An increasing number of young German-born Turks are exploring their origins and identity as stand-up comedians and finding a large public in the process. Fatih Cevikkollu is one of them. Petra Tabeling met up with him
Kaya Yanar and his television show "Was guckst du?" (What are you lookin' at?) have made German-Turkish comedy popular. Where do you fit in?
Fatih Cevikkollu: Kaya Yanar's show has contributed to an image of the Turk as the doorman who can't speak German properly, not exactly the brightest of all people. I don't think Kaya can speak a single word of Turkish.
In Turkey we say "bir lisan bir insan", a language is a person. When you can speak a language, you know the attitude towards life in that nation. If this skill is lacking, you are simply not culturally connected. Culture is cuisine, music, life. And when you can't speak the language, then you don't have this very elementary key - the means to access this culture - at your disposal.
My experience is that the many Turks I know who have watched the program find it insulting and discriminatory.
You studied at the Ernst Busch School for Performing Arts in Berlin and spent many years working in theatre. Do you now feel as if you have found your place in political cabaret?
Cevikkollu: Looking back from where I am now, I feel that it was a logical development. I also got to know theatre as a type of machine where everyone has their function. I then said to myself, "Thank you very much, that was all well and good." There are plenty of other things to say, personal statements, for example. I maintain that every Turk who lives in this country and is in the public eye has to be political.
When a foreigner, a Turk, someone from the margins of society, makes a public appearance, he is always compared to the image that is produced – per se. The fact that the Turk is not being seen as the hero of the nation, but rather as its doormat, is an image problem.
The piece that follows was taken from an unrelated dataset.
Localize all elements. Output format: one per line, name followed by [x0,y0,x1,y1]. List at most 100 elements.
To appear in public and find one's place under these conditions is very difficult, but important nonetheless.
I want to present myself as an example of Germany at this point in time, a kind of taking stock of the current state of affairs, as it were, far removed from the images that usually pass for reality.
Your parents have since moved back to Turkey. You have described the life of your family in Cologne as "life in stand-by mode."
Cevikkollu: The basic idea of my show is to provide my own viewpoint of the fatherland - hence the name "Fatihland" - to show that it is only natural that we live and are staying here. Both sides made a number of mistakes on the way to getting to this point, like the integration policy that never happened, and so on. This history has caused a great deal of anxiety and frustration.
What do you think went wrong with German policy?
Cevikkollu: The guest worker arrangement was a temporary measure. The agreement was that we would come, stay, and then leave. Everything had a time limit, but the limit was never set.
Then there was the position of the German government: you have your dormitory, your job, and, afterwards, you can return home to wherever you came from. You don't need to speak the language. There was never any plan for socialization, never a thought to integrating foreigners into society.
Your jokes about your friend, the Brazilian Caio, and an Italian always go down well with German audiences. Is this also a form of muted criticism of a "positive racism" in Germany?
Cevikkollu: Yes, you could put it that way.
What plans do you have for the future? What comes after "Fatihland," your current show?
Cevikkollu: My biggest plan is just to perform "Fatihland" and to produce a Turkish version, as my audience is predominantly German.
There are hardly any Turks who grew up in Germany and have gone on stage in Turkey to tell the people there our history. I would like to start this experiment and perform the show in Turkish here in Germany.